Prof.Peju Layiwola

Founder

Peju Layiwola is a Mellon Curatorial Fellow at the Stanley Museum of Art at the University of Iowa, USA. She is an artist with an active studio career that she combines with research and writing. Her works engage themes of history and memory, textiles, gender, and the restitution of artefacts.

She is a recipient of extensive international residences from – The Art of Friendship, in collaboration with Israeli artist Ella Amitai Sadovsky, organized by the Israeli Embassy in Nigeria in 2023; Fellow/Artist-in-Residence at the University of Bayreuth, Germany in 2022; Artist-in-Residence, Rautenstrauch Joest Museum, Koln, Germany in 2020; Residency form Artist and Writers (RAW), Arts of Africa and the Global South Research Programme at Rhodes University, South Africa in 2018 and Goethe Institut Grantee, Artist-in-Residence, Kunstsammlung Nordrhein-Westfalen, Dusseldorf, Germany in 2017. Furthermore, she has served as co-curator for international exhibitions, including ‘Resist! The Art of Resistance (2020-2022) and I Miss You (2022), both at the Rautenstrauch Joest Museum in Koln, Germany.

Layiwola’s acclaimed global exhibitions include Benin1897.com: Art and the Restitution Question (2010, Lagos/Ibadan, Nigeria); Whose Centenary? (2014, Benin City, Nigeria); Return (2018, Grahamstown, SA) and Indigo Reimagined (2019, Lagos), as well as collections at Stanley Museum of Art, University of Iowa, Microsoft Office-Lagos, the Yemisi Shyllon Museum of Arts, and Pan Atlantic University, Lagos.

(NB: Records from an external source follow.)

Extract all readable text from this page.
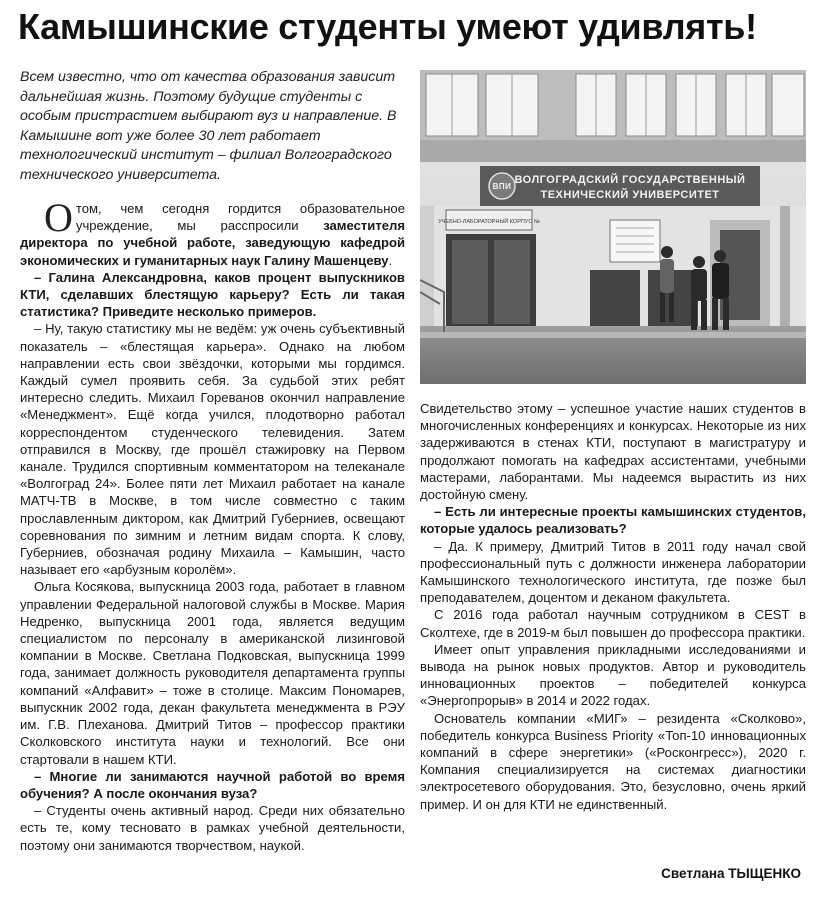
Камышинские студенты умеют удивлять!
Всем известно, что от качества образования зависит дальнейшая жизнь. Поэтому будущие студенты с особым пристрастием выбирают вуз и направление. В Камышине вот уже более 30 лет работает технологический институт – филиал Волгоградского технического университета.
ВПИ
ВОЛГОГРАДСКИЙ ГОСУДАРСТВЕННЫЙ
ТЕХНИЧЕСКИЙ УНИВЕРСИТЕТ
УЧЕБНО-ЛАБОРАТОРНЫЙ КОРПУС №

Отом, чем сегодня гордится образовательное учреждение, мы расспросили заместителя директора по учебной работе, заведующую кафедрой экономических и гуманитарных наук Галину Машенцеву.

– Галина Александровна, каков процент выпускников КТИ, сделавших блестящую карьеру? Есть ли такая статистика? Приведите несколько примеров.

– Ну, такую статистику мы не ведём: уж очень субъективный показатель – «блестящая карьера». Однако на любом направлении есть свои звёздочки, которыми мы гордимся. Каждый сумел проявить себя. За судьбой этих ребят интересно следить. Михаил Гореванов окончил направление «Менеджмент». Ещё когда учился, плодотворно работал корреспондентом студенческого телевидения. Затем отправился в Москву, где прошёл стажировку на Первом канале. Трудился спортивным комментатором на телеканале «Волгоград 24». Более пяти лет Михаил работает на канале МАТЧ-ТВ в Москве, в том числе совместно с таким прославленным диктором, как Дмитрий Губерниев, освещают соревнования по зимним и летним видам спорта. К слову, Губерниев, обозначая родину Михаила – Камышин, часто называет его «арбузным королём».

Ольга Косякова, выпускница 2003 года, работает в главном управлении Федеральной налоговой службы в Москве. Мария Недренко, выпускница 2001 года, является ведущим специалистом по персоналу в американской лизинговой компании в Москве. Светлана Подковская, выпускница 1999 года, занимает должность руководителя департамента группы компаний «Алфавит» – тоже в столице. Максим Пономарев, выпускник 2002 года, декан факультета менеджмента в РЭУ им. Г.В. Плеханова. Дмитрий Титов – профессор практики Сколковского института науки и технологий. Все они стартовали в нашем КТИ.

– Многие ли занимаются научной работой во время обучения? А после окончания вуза?

– Студенты очень активный народ. Среди них обязательно есть те, кому тесновато в рамках учебной деятельности, поэтому они занимаются творчеством, наукой.

Свидетельство этому – успешное участие наших студентов в многочисленных конференциях и конкурсах. Некоторые из них задерживаются в стенах КТИ, поступают в магистратуру и продолжают помогать на кафедрах ассистентами, учебными мастерами, лаборантами. Мы надеемся вырастить из них достойную смену.

– Есть ли интересные проекты камышинских студентов, которые удалось реализовать?

– Да. К примеру, Дмитрий Титов в 2011 году начал свой профессиональный путь с должности инженера лаборатории Камышинского технологического института, где позже был преподавателем, доцентом и деканом факультета.

С 2016 года работал научным сотрудником в CEST в Сколтехе, где в 2019-м был повышен до профессора практики.

Имеет опыт управления прикладными исследованиями и вывода на рынок новых продуктов. Автор и руководитель инновационных проектов – победителей конкурса «Энергопрорыв» в 2014 и 2022 годах.

Основатель компании «МИГ» – резидента «Сколково», победитель конкурса Business Priority «Топ-10 инновационных компаний в сфере энергетики» («Росконгресс»), 2020 г. Компания специализируется на системах диагностики электросетевого оборудования. Это, безусловно, очень яркий пример. И он для КТИ не единственный.

Светлана ТЫЩЕНКО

In recognition of her contributions as an art historian, Professor Layiwola has received numerous accolades and grants from the British Council SSA Cultural Exchange program, 2022; Africa Multiple Cluster of Excellence Research Grant, University of Bayreuth, Germany, 2020-2021; Lagos Studies Association Distinguished Scholar’s Award, 2021; Tyson Scholar, Crystal Bridges Museum of American Art, Bentonville, Arkansas, 2019; Terra Foundation for American Art Grant, 2018, US Lagos Consulate Exchange grant, 2017 and Distinguished Researcher’s Award, Faculty of Arts, University of Lagos, 2007. She is also an alumnus of the CAA-Getty International Program, participating in 2013, 2018, 2017 and 2020. Layiwola was elected the first resident African scholar to be President of the Art Council of the African Studies Association (ACASA), USA, 2021-2023. In 2011, she was nominated for the International Visitors’ Leadership Programme (IVLP) on Cultural Preservation. She has been a juror for numerous art competitions/prizes in Nigeria, including the Life in My City Art Festival in Enugu (2018), Nigeria, and Art X (2022). She is presently on the board of the Yemisi Shyllon Museum Supervisory Council. Recently, she was selected to participate in the British Council flagship CANEX 2023 as well as invited to join the British Council network for future fashion delegations, Market Access opportunities, and showcases in Cairo, Egypt, where her textile and fashion brand eponymously named Péjú Layíwolá featured.

Professor Layiwola is recognized for her advocacy work in providing programs that seek to alleviate poverty in various underserved populations through her two artist-led initiatives: The Women and Youth Art Foundation, which began in 1994, and Master Art Classes, which commenced in 2020. Her advocacy work has been supported by the Hilary Clinton SmARTpower grant through the US State Department in 2011 and a public-school project funded by the US Lagos Consulate grant in 2017, for which she received the USA Alumni Award in 2018.